On August 14, 2024, Brazil celebrates the 6th anniversary of the General Data Protection Law (LGPD). Legislation marked the progress in protecting privacy and personal data in the country. Approved on August 14, 2018, the LGPD came into force in September 2020, with sanctions applicable from August 2021.
The LGPD defines personal data as any information that can identify or make identifiable a natural or legal person, such as name, CPF, RG, email, and other data. The main purpose of the LGPD is to ensure that these data are used safely and transparently, preventing misuse and guaranteeing the protection and legal security of citizens.
In May 2021, two years after the enactment of the LGPD, the Supreme Federal Court (STF) recognized the protection of personal data as a fundamental right. This recognition was included in the Federal Constitution in February 2022, through Constitutional Amendment No. 115/22. With the Federal Constitution of 1988, the rights to intimacy, privacy, and communication confidentiality had already been enshrined, but personal data protection only became part of the constitutional text more recently. Laws such as the Marco Civil da Internet and the Lei de Acesso à Informação were important predecessors that contributed to the formulation of the LGPD.

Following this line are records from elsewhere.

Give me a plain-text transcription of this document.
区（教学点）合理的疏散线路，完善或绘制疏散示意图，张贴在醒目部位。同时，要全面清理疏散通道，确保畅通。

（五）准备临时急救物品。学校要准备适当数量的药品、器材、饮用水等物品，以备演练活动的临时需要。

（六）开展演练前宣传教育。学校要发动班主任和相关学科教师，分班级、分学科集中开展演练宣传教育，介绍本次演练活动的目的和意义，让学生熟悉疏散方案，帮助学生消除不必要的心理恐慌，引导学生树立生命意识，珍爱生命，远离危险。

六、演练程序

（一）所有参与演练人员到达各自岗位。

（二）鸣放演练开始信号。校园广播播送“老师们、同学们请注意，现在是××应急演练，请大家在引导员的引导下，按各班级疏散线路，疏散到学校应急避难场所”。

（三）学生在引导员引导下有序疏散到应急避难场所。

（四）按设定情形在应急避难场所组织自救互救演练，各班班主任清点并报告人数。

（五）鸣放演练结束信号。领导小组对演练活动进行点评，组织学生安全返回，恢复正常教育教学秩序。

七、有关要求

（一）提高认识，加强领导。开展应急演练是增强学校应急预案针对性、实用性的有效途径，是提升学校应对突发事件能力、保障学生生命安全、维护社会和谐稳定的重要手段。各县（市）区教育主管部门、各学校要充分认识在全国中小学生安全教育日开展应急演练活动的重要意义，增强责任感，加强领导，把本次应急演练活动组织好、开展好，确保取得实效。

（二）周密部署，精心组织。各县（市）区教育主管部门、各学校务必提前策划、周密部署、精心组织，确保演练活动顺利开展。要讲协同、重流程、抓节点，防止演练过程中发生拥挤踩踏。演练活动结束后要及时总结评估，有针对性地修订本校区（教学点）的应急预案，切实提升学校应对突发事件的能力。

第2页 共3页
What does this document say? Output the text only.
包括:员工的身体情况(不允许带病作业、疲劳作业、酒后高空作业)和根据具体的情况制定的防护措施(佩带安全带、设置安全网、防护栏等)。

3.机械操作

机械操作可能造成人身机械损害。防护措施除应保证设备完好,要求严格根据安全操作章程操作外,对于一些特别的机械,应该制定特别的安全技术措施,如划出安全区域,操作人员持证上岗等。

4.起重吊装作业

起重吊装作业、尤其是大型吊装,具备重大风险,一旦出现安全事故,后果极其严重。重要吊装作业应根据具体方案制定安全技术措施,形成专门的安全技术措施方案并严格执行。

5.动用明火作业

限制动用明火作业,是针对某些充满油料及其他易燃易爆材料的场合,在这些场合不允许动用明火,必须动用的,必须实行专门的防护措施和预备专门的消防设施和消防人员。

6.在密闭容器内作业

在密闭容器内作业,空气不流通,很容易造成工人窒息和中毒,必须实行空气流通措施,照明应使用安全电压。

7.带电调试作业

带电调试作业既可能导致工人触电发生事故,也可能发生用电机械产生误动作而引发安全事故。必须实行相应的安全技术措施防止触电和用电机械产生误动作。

After the enactment of the law, companies had to adjust to the new legislation by adopting specific practices. This involved the creation of privacy policies and procedures, employee training, and the implementation of information security technologies. The LGPD establishes fines and sanctions for non-compliance, which -theoretically- encouraged companies to comply with the law.
However, the LGPD is not yet fully implemented in some parts of the country. A survey conducted by the LGPD Brasil portal showed that, despite the requirement, only 16% of companies in the country are in compliance with the law. This reveals that, although there is already some awareness of the law, it is still quite concentrated in large urban centers, and it is necessary to bring this knowledge to other regions of the country.
The lawyer and digital law specialist at FGV, Lucas Maldonado D. Latini, points out that one of the biggest challenges for compliance with LGPD is the lack of knowledge about the law and how it affects company operations. Many organizations still do not know that the legislation applies to their field of activity. The lawyer notes that the legislation covers companies from various sectors, such as finance, education, retail, etc. Everyone must comply or face sanctions.
For him, the provisions on data protection were scattered across various laws, making the interpretation and application of these rights difficult. "The unification promoted by the LGPD brought clarity and cohesion to the Brazilian regulatory framework. Additionally, the National Data Protection Authority (ANPD) was created to ensure oversight and compliance with the law," he comments. Today, the ANPD is responsible for issuing resolutions and guidance guides that help data processing agents understand and comply with their obligations.
What to expect for an increasingly technological future?
Although the regulatory framework has advanced significantly since its implementation, there are several issues that still need to be addressed by the National Data Protection Authority (ANPD) to ensure that enforcement continues to be effective.
One of the key topics is the regulation of international data transfers. In 2022, the ANPD launched a public consultation to create guidelines on how personal data can be sent outside Brazil. The LGPD requires that these transfers be made in a way that ensures adequate protection of data in other countries. For this, the ANPD needs to establish clear rules, including regarding countries it considers to have protection levels compatible with Brazilian legislation.
Another point is the regulation of Artificial Intelligence (AI). So far, Brazilian legislation does not specifically address the use of AI concerning data protection. The ANPD is participating in the discussions of Bill No. 2,338/2023, which aims to establish a legal framework for AI and is being evaluated by the Federal Senate.
The lawyer emphasizes that one of the most important points is that companies establish security, technical, and administrative measures necessary for the protection of personal data. These guidelines may include minimum security standards, the use of encryption, firewalls, and access policies. The implementation of each of them is a way to prevent security incidents, such as data leaks, and to ensure that information is protected against unauthorized access.